Quick Answer
URL encoding (percent encoding) converts unsafe characters into a format that can be transmitted in URLs. Spaces become %20, special characters become percent-encoded hex values, and the URL remains valid across all systems. Understanding encoding rules prevents broken links, double-encoding bugs, and security issues in web applications.
Why URLs Need Encoding
URLs can only contain a limited set of characters defined by RFC 3986. Characters outside this set, including spaces, accented letters, and most punctuation, must be percent-encoded before they can appear in a URL. Without encoding, browsers, servers, and proxies may interpret these characters as structural delimiters rather than data.
For example, a space in a URL path could be misinterpreted as the end of the URL. An ampersand in a query value could be misinterpreted as a parameter separator. Percent encoding ensures that every character is unambiguous.
RFC 3986: The URL Standard
RFC 3986 defines which characters are allowed in URLs without encoding:
| Category | Characters | Notes |
|---|---|---|
| Unreserved (always safe) | A-Z a-z 0-9 - _ . ~ |
Never need encoding |
| Reserved (structural meaning) | : / ? # [ ] @ ! $ & ' ( ) * + , ; = |
Encode only when used as data, not as delimiters |
| Everything else | Spaces, accented characters, CJK, emoji | Must always be percent-encoded |
How Percent Encoding Works
Each byte of the character's UTF-8 representation is written as a percent sign followed by two hex digits. A space (byte 0x20) becomes %20. The letter "é" (UTF-8 bytes 0xC3 0xA9) becomes %C3%A9. Emoji and CJK characters produce longer sequences because they use 3 or 4 UTF-8 bytes.
// Encoding examples
Space → %20
é (U+00E9) → %C3%A9
€ (U+20AC) → %E2%82%AC
日 (U+65E5) → %E6%97%A5
Spaces in URLs: %20 vs +
One of the most common sources of confusion is how spaces are encoded. The answer depends on where in the URL the space appears:
| Context | Space encoding | Standard |
|---|---|---|
| URL path | %20 |
RFC 3986 |
| Query string (form data) | + |
application/x-www-form-urlencoded (HTML forms) |
| Query string (general) | %20 |
RFC 3986 |
The + convention comes from HTML form encoding, not from the URL standard itself. When building URLs programmatically, %20 is the safer choice because it works everywhere. Use the URL Encoder / Decoder to see how your specific input gets encoded.

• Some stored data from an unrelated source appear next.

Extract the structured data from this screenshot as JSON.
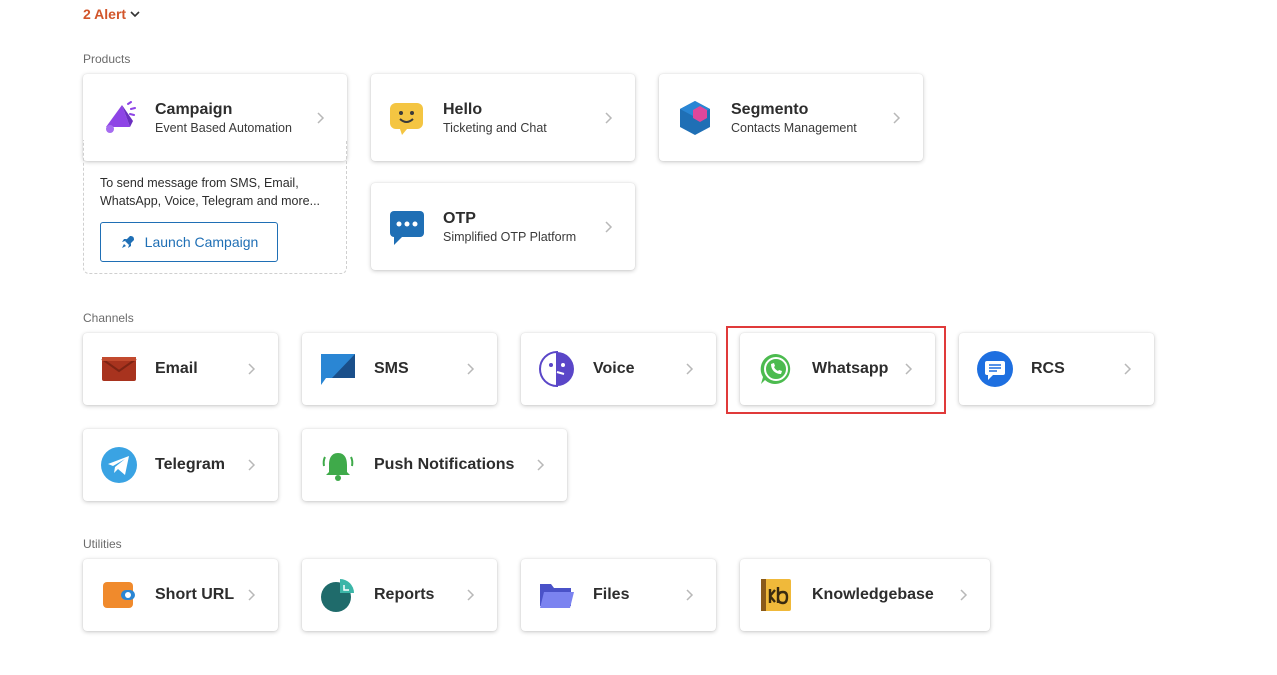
{
  "alert": {
    "label": "2 Alert"
  },
  "sections": {
    "products": "Products",
    "channels": "Channels",
    "utilities": "Utilities"
  },
  "products": {
    "campaign": {
      "name": "Campaign",
      "sub": "Event Based Automation"
    },
    "hello": {
      "name": "Hello",
      "sub": "Ticketing and Chat"
    },
    "segmento": {
      "name": "Segmento",
      "sub": "Contacts Management"
    },
    "otp": {
      "name": "OTP",
      "sub": "Simplified OTP Platform"
    }
  },
  "campaign_promo": {
    "text": "To send message from SMS, Email, WhatsApp, Voice, Telegram and more...",
    "button": "Launch Campaign"
  },
  "channels": {
    "email": "Email",
    "sms": "SMS",
    "voice": "Voice",
    "whatsapp": "Whatsapp",
    "rcs": "RCS",
    "telegram": "Telegram",
    "push": "Push Notifications"
  },
  "utilities": {
    "short_url": "Short URL",
    "reports": "Reports",
    "files": "Files",
    "knowledgebase": "Knowledgebase"
  },
  "colors": {
    "alert": "#d2552a",
    "link": "#1f6fb5",
    "highlight": "#e03a3a"
  }
}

JavaScript Encoding Functions
JavaScript provides three different encoding functions, each with a different scope:
| Function | Encodes | Does NOT encode | Use for |
|---|---|---|---|
encodeURIComponent() |
Everything except A-Z a-z 0-9 - _ . ~ ! ' ( ) * |
Unreserved characters | Query parameter values, path segments |
encodeURI() |
Spaces and non-ASCII characters | Reserved characters like : / ? # & |
Encoding a complete URL while preserving structure |
escape() (deprecated) |
Most non-alphanumeric | Various exceptions | Do not use. Deprecated and inconsistent. |
// encodeURIComponent - use for parameter values
const query = encodeURIComponent("hello world & goodbye");
// "hello%20world%20%26%20goodbye"
// encodeURI - use for complete URLs
const url = encodeURI("https://example.com/path with spaces/page");
// "https://example.com/path%20with%20spaces/page"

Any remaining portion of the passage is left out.